WINSTON-SALEM (Feb. 28, 2018) – NC House Speaker Tim Moore voiced broad support for public education at a special gathering this week.
“When it comes to our state budget, education is the single largest item, because it’s the single greatest priority that we have – and we’re going to continue to fund it,” Moore told about 50 listeners at a private gathering underwritten by Higher Education Works board members Paul Fulton and Rob Welch.
The forum was intended to focus on education issues, and the discussion among business, education and community leaders covered a wide variety of related topics:
• Tax cuts: With the General Assembly set to convene for its “short” session in May, Moore raised the topic of further tax cuts. “North Carolina is doing well with the tax reform we’ve adopted,” he said, noting that the state has moved from 44th to 11th in rankings by the conservative Tax Foundation.
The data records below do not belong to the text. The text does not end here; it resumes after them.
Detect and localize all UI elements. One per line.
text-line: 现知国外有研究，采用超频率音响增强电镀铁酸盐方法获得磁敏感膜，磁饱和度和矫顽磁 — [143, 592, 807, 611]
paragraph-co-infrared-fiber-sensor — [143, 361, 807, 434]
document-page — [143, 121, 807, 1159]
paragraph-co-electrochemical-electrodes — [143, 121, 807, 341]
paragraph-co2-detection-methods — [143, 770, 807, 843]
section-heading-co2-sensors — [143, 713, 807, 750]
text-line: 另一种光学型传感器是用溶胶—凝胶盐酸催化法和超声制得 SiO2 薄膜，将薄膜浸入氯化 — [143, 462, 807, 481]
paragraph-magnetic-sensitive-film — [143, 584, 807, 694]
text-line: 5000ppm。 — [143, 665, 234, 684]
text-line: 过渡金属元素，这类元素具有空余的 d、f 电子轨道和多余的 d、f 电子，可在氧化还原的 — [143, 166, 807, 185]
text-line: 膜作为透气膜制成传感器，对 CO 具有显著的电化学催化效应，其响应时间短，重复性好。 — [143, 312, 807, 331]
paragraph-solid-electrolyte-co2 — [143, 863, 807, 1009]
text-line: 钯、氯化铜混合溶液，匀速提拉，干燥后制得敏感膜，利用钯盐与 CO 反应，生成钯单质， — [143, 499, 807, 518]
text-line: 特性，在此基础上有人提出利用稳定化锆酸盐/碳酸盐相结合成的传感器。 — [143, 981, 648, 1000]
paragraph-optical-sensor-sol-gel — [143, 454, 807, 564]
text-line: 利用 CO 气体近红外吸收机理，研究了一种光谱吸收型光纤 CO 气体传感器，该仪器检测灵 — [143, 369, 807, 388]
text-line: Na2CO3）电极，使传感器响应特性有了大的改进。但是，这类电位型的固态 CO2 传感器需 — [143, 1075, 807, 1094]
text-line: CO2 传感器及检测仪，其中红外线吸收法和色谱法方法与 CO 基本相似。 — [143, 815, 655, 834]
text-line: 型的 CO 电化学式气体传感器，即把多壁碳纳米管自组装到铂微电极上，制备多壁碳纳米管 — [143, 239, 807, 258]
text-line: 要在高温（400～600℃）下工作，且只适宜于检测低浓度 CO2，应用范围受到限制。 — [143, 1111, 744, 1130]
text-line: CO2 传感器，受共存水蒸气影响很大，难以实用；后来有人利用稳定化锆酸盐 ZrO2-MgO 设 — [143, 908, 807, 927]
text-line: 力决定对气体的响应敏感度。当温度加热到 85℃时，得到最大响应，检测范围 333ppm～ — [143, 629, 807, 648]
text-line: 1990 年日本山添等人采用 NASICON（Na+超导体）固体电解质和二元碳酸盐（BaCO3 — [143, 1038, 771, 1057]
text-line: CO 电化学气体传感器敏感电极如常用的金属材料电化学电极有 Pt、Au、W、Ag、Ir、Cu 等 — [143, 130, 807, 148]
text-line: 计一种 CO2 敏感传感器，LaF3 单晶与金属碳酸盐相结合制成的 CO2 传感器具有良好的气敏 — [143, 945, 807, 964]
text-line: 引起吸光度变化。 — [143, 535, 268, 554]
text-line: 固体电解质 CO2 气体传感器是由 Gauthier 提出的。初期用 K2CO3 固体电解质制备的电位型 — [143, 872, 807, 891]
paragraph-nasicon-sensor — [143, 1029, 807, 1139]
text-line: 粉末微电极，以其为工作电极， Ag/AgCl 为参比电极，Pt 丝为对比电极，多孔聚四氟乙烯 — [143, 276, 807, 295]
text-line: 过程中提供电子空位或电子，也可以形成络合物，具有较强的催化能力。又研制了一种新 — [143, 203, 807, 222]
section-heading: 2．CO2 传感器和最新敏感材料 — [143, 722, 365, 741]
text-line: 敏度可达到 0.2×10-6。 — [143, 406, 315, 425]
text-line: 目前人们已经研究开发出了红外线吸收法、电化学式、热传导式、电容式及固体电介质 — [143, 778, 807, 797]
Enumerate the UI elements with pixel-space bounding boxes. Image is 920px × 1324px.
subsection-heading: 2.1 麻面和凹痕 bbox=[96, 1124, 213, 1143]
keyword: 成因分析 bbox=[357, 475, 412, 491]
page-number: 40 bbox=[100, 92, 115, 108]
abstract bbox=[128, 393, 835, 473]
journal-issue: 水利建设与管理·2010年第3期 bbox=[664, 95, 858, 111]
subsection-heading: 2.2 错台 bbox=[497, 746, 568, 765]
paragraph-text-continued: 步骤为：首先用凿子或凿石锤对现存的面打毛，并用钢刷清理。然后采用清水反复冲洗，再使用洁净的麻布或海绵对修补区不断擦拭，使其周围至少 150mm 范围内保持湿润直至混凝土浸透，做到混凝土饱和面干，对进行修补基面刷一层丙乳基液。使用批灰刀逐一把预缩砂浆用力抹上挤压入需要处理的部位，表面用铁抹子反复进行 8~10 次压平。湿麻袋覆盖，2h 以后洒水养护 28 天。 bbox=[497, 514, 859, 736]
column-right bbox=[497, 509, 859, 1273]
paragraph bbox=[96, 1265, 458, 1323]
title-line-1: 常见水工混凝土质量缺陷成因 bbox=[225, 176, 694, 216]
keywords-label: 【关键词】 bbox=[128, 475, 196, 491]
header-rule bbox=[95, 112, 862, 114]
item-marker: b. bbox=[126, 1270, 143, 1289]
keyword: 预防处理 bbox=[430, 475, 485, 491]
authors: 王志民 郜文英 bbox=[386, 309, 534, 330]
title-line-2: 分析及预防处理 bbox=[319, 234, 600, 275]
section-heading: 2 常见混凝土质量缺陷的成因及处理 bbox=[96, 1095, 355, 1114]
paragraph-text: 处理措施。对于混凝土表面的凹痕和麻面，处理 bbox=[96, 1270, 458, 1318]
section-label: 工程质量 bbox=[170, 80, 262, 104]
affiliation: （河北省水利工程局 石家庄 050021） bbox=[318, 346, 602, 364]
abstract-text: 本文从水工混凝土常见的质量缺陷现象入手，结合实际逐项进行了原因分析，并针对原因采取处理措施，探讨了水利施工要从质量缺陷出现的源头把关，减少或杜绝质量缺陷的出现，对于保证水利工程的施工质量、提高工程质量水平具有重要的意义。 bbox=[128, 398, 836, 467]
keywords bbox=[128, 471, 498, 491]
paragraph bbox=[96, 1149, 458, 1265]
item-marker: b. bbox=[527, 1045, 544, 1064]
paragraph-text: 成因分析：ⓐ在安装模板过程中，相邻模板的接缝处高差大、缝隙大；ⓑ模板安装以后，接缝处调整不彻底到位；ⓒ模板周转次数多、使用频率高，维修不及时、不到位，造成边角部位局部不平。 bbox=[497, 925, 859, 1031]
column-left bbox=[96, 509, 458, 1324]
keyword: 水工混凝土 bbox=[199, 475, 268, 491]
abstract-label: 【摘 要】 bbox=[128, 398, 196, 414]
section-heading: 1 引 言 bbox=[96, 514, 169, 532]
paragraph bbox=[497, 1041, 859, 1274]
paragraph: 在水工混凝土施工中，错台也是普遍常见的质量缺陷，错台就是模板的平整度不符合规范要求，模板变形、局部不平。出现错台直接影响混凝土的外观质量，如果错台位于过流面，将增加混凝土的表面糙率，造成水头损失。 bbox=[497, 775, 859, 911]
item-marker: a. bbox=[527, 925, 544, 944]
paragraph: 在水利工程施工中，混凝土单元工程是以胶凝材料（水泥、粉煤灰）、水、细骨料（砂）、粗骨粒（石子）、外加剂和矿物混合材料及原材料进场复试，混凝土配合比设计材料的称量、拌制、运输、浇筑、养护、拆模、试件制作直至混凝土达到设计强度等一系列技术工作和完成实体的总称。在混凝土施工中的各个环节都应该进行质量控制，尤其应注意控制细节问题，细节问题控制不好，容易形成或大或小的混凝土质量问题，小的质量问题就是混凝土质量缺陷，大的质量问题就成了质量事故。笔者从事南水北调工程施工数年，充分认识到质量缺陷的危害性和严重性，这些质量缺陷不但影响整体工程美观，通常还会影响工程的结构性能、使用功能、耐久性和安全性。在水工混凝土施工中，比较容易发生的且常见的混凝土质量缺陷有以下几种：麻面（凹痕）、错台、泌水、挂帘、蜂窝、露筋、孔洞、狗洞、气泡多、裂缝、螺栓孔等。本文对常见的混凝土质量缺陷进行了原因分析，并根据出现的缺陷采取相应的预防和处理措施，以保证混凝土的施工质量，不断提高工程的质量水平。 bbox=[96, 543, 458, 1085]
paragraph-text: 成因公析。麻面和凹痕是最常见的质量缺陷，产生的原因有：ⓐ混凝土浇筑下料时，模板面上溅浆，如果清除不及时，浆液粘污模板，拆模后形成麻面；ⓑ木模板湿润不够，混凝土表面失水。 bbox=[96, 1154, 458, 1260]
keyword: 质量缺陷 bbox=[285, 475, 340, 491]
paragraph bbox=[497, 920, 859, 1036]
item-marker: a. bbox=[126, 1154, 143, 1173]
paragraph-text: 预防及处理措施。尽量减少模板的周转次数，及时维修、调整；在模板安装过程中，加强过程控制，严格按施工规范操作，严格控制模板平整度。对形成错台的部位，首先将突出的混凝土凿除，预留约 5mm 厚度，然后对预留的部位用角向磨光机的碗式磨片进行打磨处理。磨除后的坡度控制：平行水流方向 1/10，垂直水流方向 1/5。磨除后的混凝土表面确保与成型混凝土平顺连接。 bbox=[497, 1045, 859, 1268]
He added that average take-home pay and salaries have increased, and that Forbes recently ranked North Carolina the number-one state in the nation to do business.
“We’ve had great reform. We have other tax cuts that are going to trigger and go in this year. I don’t see the need to adopt another round of tax reform this year,” Moore said. “I think we’ve got good things in place. We need to let the dust settle.”
Considerable discussion followed on state tax policy and its impact on the ability to properly fund public education.
• Pre-Kindergarten: With a class-size bill legislators adopted last month, they eliminated the state’s entire waiting list for pre-K. In addition to providing for enough children to enroll, Moore said legislators are committed to providing qualified teachers, and the state’s universities play a key role in that.
• K-12 teacher salaries: Moore and Rep. Craig Horn, R-Union, said legislators have raised salaries for starting teachers from $32,000 in 2011 to $35,000 today, and that they aim to raise average teacher pay in the state to $50,000 and eventually $55,000.
• University faculty salaries: Moore acknowledged that while state university faculty received a raise last year, it was not enough to stem poaching by competing universities, and legislators need to do more.
• Connect NC bonds: The bonds NC voters approved in 2016 generate $10 million a month for the state’s economy, and that will soon jump to $40 million a month. University projects paid for by the bonds generally are in the STEM fields science, technology, engineering and mathematics.
• Research at UNC-CH and NCSU: UNC-Chapel Hill ranks among the nation’s top universities in funding from the National Institutes of Health. Moore emphasized that legislators need to support more research positions on UNC System campuses to leverage federal dollars.
• NC Promise: A new program will offer in-state tuition of $500 a semester at Western Carolina University, UNC Pembroke and Elizabeth City State University starting next fall. The $51 million effort helps meet the state’s constitutional mandate for low tuition, and the NC Promise schools have seen a significant increase in applications.
• Guaranteed tuition: Along with NC Promise, legislators required that state universities charge students the same tuition level for four years.
• Early College: Moore said his younger son is a sophomore at an Early College high school, where students can earn as much as two years’ worth of college credit while completing high school. Students emerge with two years of college completed.
• Community colleges: In response to a question about short-term skills training at Forsyth Technical Community College, Moore said unemployed workers in his hometown of Kings Mountain turned to community colleges for training after a wave of textile-mill closings in the 1990s.
Horn, a co-chair of the House Education Appropriations Subcommittee, said legislators have begun to put dollars into apprenticeship programs they once ignored, and he said legislators need to provide more support for both skills training and Early College at the state’s community colleges.
MOORE CLOSED by noting that North Carolina is part of a global economy. “We’re not competing with other states; we’re competing with other countries,” he said.
Brandishing his iPhone, he asked whether anyone could have imagined such a device 30 years ago.
“What’s the technology that will be here 30 years from now that we’re not even thinking about? Some of those things are on the campuses,” he said. “Our colleges and universities are critical to developing that technology and developing that workforce to get us there.”